La edad también fue usada en su contra: la presencia de una menor debería haber centrado la discusión en la trata, en la falta de protección estatal, pero el énfasis mediático en su “madurez” o en el alias con el que se presentaba desvió la conversación. 

La clase y el territorio. Jóvenes de barrios populares terminan narradas como parte del paisaje del delito, lo que justifica la ausencia del Estado y facilita lecturas de disciplinamiento por parte de bandas criminales. 

Y, por último, el estigma de género, esa misoginia que transforma la vida sexual o laboral de una mujer en argumento para explicar la violencia que sufrió.

Las consecuencias de esa cartografía son claras: la deslegitimación pública reduce la empatía social, baja la presión institucional, naturaliza las violencias y hiere doblemente a las familias, que además de perder a sus hijas deben ver cómo se les culpa o se las representa como responsables de su propia muerte. El círculo se completa con la impunidad: si la sociedad acepta la idea de que eran “vidas arriesgadas”, el Estado se siente menos obligado a garantizar justicia.

El cubrimiento periodístico terminó reforzando estas dinámicas con distintos recursos. 

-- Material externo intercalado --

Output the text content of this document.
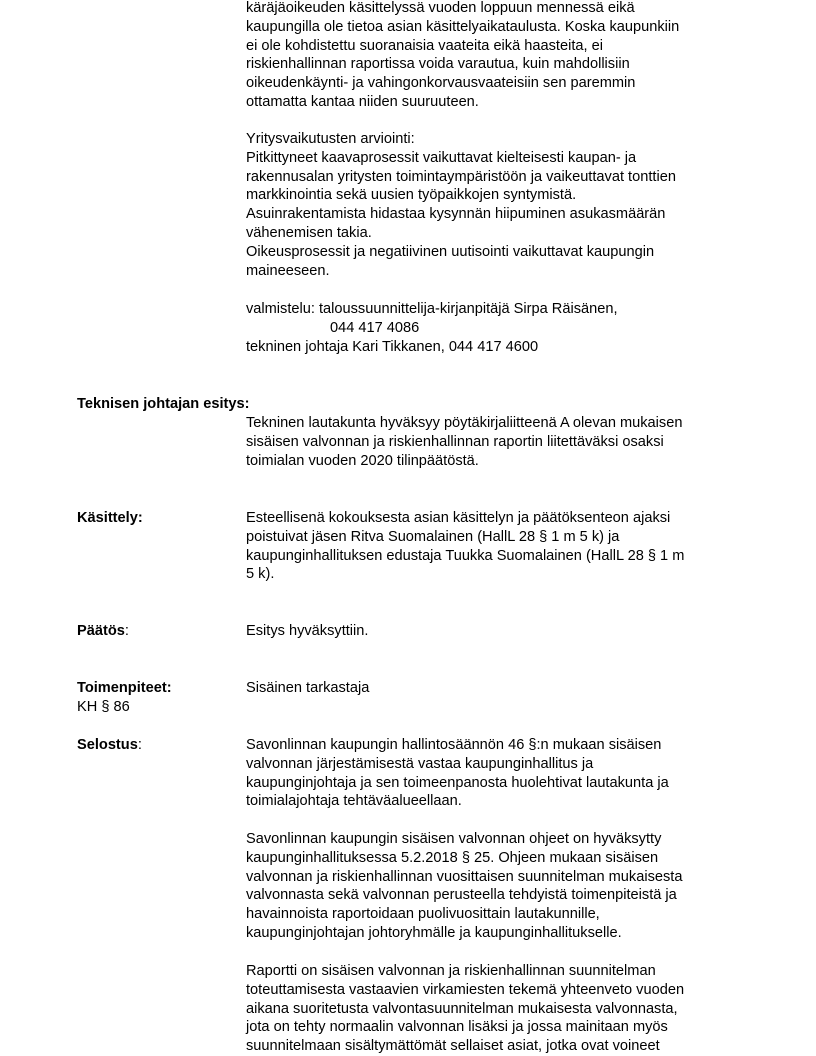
käräjäoikeuden käsittelyssä vuoden loppuun mennessä eikä
kaupungilla ole tietoa asian käsittelyaikataulusta. Koska kaupunkiin
ei ole kohdistettu suoranaisia vaateita eikä haasteita, ei
riskienhallinnan raportissa voida varautua, kuin mahdollisiin
oikeudenkäynti- ja vahingonkorvausvaateisiin sen paremmin
ottamatta kantaa niiden suuruuteen.
Yritysvaikutusten arviointi:
Pitkittyneet kaavaprosessit vaikuttavat kielteisesti kaupan- ja
rakennusalan yritysten toimintaympäristöön ja vaikeuttavat tonttien
markkinointia sekä uusien työpaikkojen syntymistä.
Asuinrakentamista hidastaa kysynnän hiipuminen asukasmäärän
vähenemisen takia.
Oikeusprosessit ja negatiivinen uutisointi vaikuttavat kaupungin
maineeseen.
valmistelu: taloussuunnittelija-kirjanpitäjä Sirpa Räisänen,
044 417 4086
tekninen johtaja Kari Tikkanen, 044 417 4600
Teknisen johtajan esitys:
Tekninen lautakunta hyväksyy pöytäkirjaliitteenä A olevan mukaisen
sisäisen valvonnan ja riskienhallinnan raportin liitettäväksi osaksi
toimialan vuoden 2020 tilinpäätöstä.
Käsittely:	Esteellisenä kokouksesta asian käsittelyn ja päätöksenteon ajaksi
poistuivat jäsen Ritva Suomalainen (HallL 28 § 1 m 5 k) ja
kaupunginhallituksen edustaja Tuukka Suomalainen (HallL 28 § 1 m
5 k).
Päätös:	Esitys hyväksyttiin.
Toimenpiteet:	Sisäinen tarkastaja
KH § 86
Selostus:	Savonlinnan kaupungin hallintosäännön 46 §:n mukaan sisäisen
valvonnan järjestämisestä vastaa kaupunginhallitus ja
kaupunginjohtaja ja sen toimeenpanosta huolehtivat lautakunta ja
toimialajohtaja tehtäväalueellaan.
Savonlinnan kaupungin sisäisen valvonnan ohjeet on hyväksytty
kaupunginhallituksessa 5.2.2018 § 25. Ohjeen mukaan sisäisen
valvonnan ja riskienhallinnan vuosittaisen suunnitelman mukaisesta
valvonnasta sekä valvonnan perusteella tehdyistä toimenpiteistä ja
havainnoista raportoidaan puolivuosittain lautakunnille,
kaupunginjohtajan johtoryhmälle ja kaupunginhallitukselle.
Raportti on sisäisen valvonnan ja riskienhallinnan suunnitelman
toteuttamisesta vastaavien virkamiesten tekemä yhteenveto vuoden
aikana suoritetusta valvontasuunnitelman mukaisesta valvonnasta,
jota on tehty normaalin valvonnan lisäksi ja jossa mainitaan myös
suunnitelmaan sisältymättömät sellaiset asiat, jotka ovat voineet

Los titulares y notas enfatizaron en el trabajo sexual o en supuestos ‘pagos en dólares’, en lugar de poner el foco en lo verdaderamente grave y repudiable: la violencia de género de la que fueron víctimas. Varios medios circularon videos e imágenes morbosas de sus últimas horas con vida, desplazando la pregunta central: ¿por qué las mujeres siguen siendo asesinadas todos los días todo el tiempo?, hacia un espectáculo que reforzó estigmas. Y en redes sociales abundan los comentarios que culpan a las familias o a las propias víctimas porque “estaban metidas en algo”, “debieron prevenir”, “se lo merecían”. 

La cobertura osciló entre la denuncia y el sensacionalismo, produciendo un doble estándar en la empatía pública: mientras unas voces exigían justicia, otras relativizaban el feminicidio a partir de quiénes eran ellas.

Nombrarlas: Brenda, Morena, Lara, no es solo un acto de memoria, sino un ejercicio de resistencia frente a esa narrativa. Porque cada vez que se insiste en definir a una víctima por su ocupación, por su barrio o por su edad, se intenta borrar la verdad fundamental: fueron asesinadas por ser mujeres jóvenes y vulnerables en una región donde eso, todavía, equivale a vivir en riesgo constante.